The sympathy which is wanted is perfectly deadly. It is a sympathy which keeps us in our griefs and our misery and our pain. It means that you’re dead before you’re dead with a death which is worse than death itself. It denies the hope of salvation. It denies the presence of the Saviour. It refuses the comfort of his eternal word.


To be sure, the griefs and miseries and pains which people experience are very real and they are not to be trifled with or passed over lightly. Yet the empty clichés of our common discourse are but the poor palliatives for the winter-storms of our hearts.


They can mean what, at the very least, is suggested by the disciples in this gospel. “Master, carest thou not that we perish?” is not a request that he do something about their situation. It is more like, ‘come and be with us while we all perish’. ‘Come and join your voice to the howling chorus of our poor-me’s’. They are not awake to the truth of his presence with them - that in the midst of the storms of the world Christ is our salvation. In him is the calm and peace of our souls.  Our salvation is to be with him who is our Saviour.


Christ does not come just to share our sorrows and to join our miserable company. He comes to do something about the condition of our storm-tossed, sin-wrecked hearts. He comes as Saviour. He goes to the cross for us and for our salvation, not to be another statistic.

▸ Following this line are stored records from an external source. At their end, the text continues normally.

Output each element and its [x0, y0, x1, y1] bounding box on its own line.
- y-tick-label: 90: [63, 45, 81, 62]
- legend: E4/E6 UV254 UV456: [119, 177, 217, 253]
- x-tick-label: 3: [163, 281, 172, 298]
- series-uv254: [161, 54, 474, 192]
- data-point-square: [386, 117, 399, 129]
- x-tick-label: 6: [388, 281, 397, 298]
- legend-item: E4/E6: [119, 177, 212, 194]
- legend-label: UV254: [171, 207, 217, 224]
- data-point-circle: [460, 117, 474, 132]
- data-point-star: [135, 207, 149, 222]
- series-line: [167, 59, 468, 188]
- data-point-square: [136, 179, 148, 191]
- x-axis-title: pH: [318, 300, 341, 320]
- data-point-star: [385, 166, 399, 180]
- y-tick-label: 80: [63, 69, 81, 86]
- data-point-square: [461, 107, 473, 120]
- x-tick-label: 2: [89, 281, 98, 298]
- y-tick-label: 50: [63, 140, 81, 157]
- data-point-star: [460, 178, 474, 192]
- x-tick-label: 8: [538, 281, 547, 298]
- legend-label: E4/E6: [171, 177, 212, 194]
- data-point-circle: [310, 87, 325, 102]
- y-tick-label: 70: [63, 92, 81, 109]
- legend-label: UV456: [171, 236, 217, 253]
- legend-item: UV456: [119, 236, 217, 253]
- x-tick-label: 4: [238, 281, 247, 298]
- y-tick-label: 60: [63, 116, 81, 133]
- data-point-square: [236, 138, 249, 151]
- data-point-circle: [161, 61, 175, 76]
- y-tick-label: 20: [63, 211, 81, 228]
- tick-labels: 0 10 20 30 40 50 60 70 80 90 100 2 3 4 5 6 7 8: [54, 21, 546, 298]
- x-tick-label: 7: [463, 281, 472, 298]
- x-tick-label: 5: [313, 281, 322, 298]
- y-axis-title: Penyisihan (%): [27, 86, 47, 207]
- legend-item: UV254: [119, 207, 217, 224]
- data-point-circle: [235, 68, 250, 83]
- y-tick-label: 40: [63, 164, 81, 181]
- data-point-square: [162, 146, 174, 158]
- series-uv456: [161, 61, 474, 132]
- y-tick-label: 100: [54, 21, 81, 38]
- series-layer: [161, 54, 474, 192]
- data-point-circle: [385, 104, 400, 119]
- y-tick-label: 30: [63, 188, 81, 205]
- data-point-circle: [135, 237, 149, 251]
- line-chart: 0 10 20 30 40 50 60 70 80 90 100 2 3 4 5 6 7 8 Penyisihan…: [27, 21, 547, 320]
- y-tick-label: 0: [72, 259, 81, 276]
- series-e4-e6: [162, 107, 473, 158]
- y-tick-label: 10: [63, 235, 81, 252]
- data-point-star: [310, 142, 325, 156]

Epiphany would awaken us to the radical nature of his being our Saviour, even to the truth of the cosmic Christ.


It means that we, too, are to be rebuked for our faithlessness. For we have failed to acknowledge the truth of who he is and what he means for us. He comes to teach us who he is for us. Sometimes it means gentle rebukes, strong admonitions, quiet encouragements, but always faithful teaching and faithful praying. It means being awake to Christ our Saviour. He comes to be with us as Saviour because he cares.


“Master, carest thou not that we perish?”